Antes de la audiencia de este martes, la madre de Talia, representada por su abogada, solicitó ser incorporada como querellante y pidió la suspensión del acto procesal. Sin embargo, el planteo fue rechazado por la nueva sala de la Corte al entender que el juicio ya concluyó y que el único objeto del trámite es revisar la pena impuesta.
Durante la audiencia, la defensa de Morales insistió en que corresponde restablecer la condena original de 10 años dictada por el juez de Menores. En cambio, la fiscal Liliana Marinero sostuvo que debe mantenerse la pena de 16 años fijada por la Corte provincial.
No obstante, el escenario cambió con la sanción de la nueva Ley Penal Juvenil. Además de reducir la edad de imputabilidad a 14 años, la norma prohíbe expresamente la prisión perpetua para adolescentes y fija un límite máximo de 15 años de prisión para cualquier delito, incluso cuando la escala penal prevista para los adultos sea superior.
Morales tenía 17 años cuando asesinó a Talia Recabarren en 2016, por lo que fue juzgado bajo el régimen penal juvenil.
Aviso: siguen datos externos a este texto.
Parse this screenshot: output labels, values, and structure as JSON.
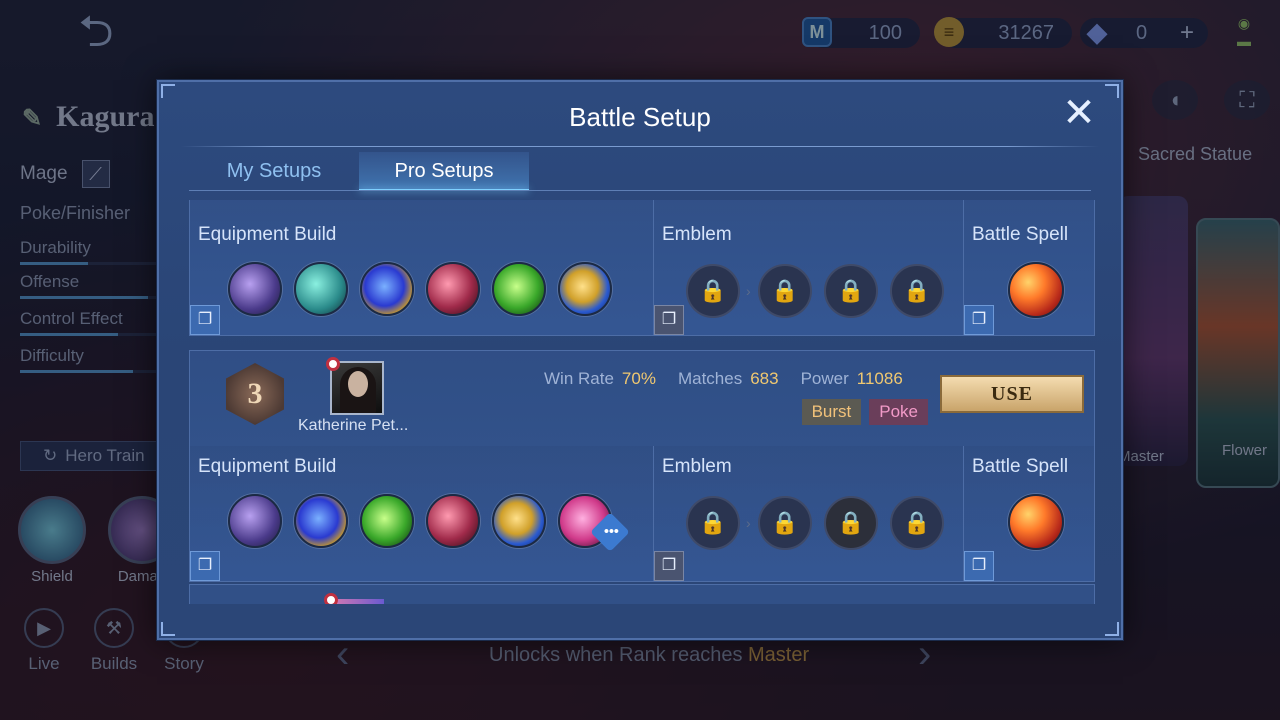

Como la condena aún no quedó firme y continúa en revisión, distintos especialistas sostienen que la Corte deberá considerar la legislación vigente al momento de dictar el nuevo fallo.
Ese criterio encuentra respaldo en el artículo 2 del Código Penal, que establece que, si entre la comisión del delito y la sentencia entra en vigencia una ley más favorable para el condenado, debe aplicarse esa norma. Incluso dispone que, si la modificación legal se produce durante el cumplimiento de la pena, esta deberá adecuarse al nuevo máximo previsto.
Con ese marco legal, la posibilidad de que la condena de Morales sea reducida de 16 a 15 años pasó a formar parte del debate que ahora deberá resolver la Corte de Justicia de San Juan.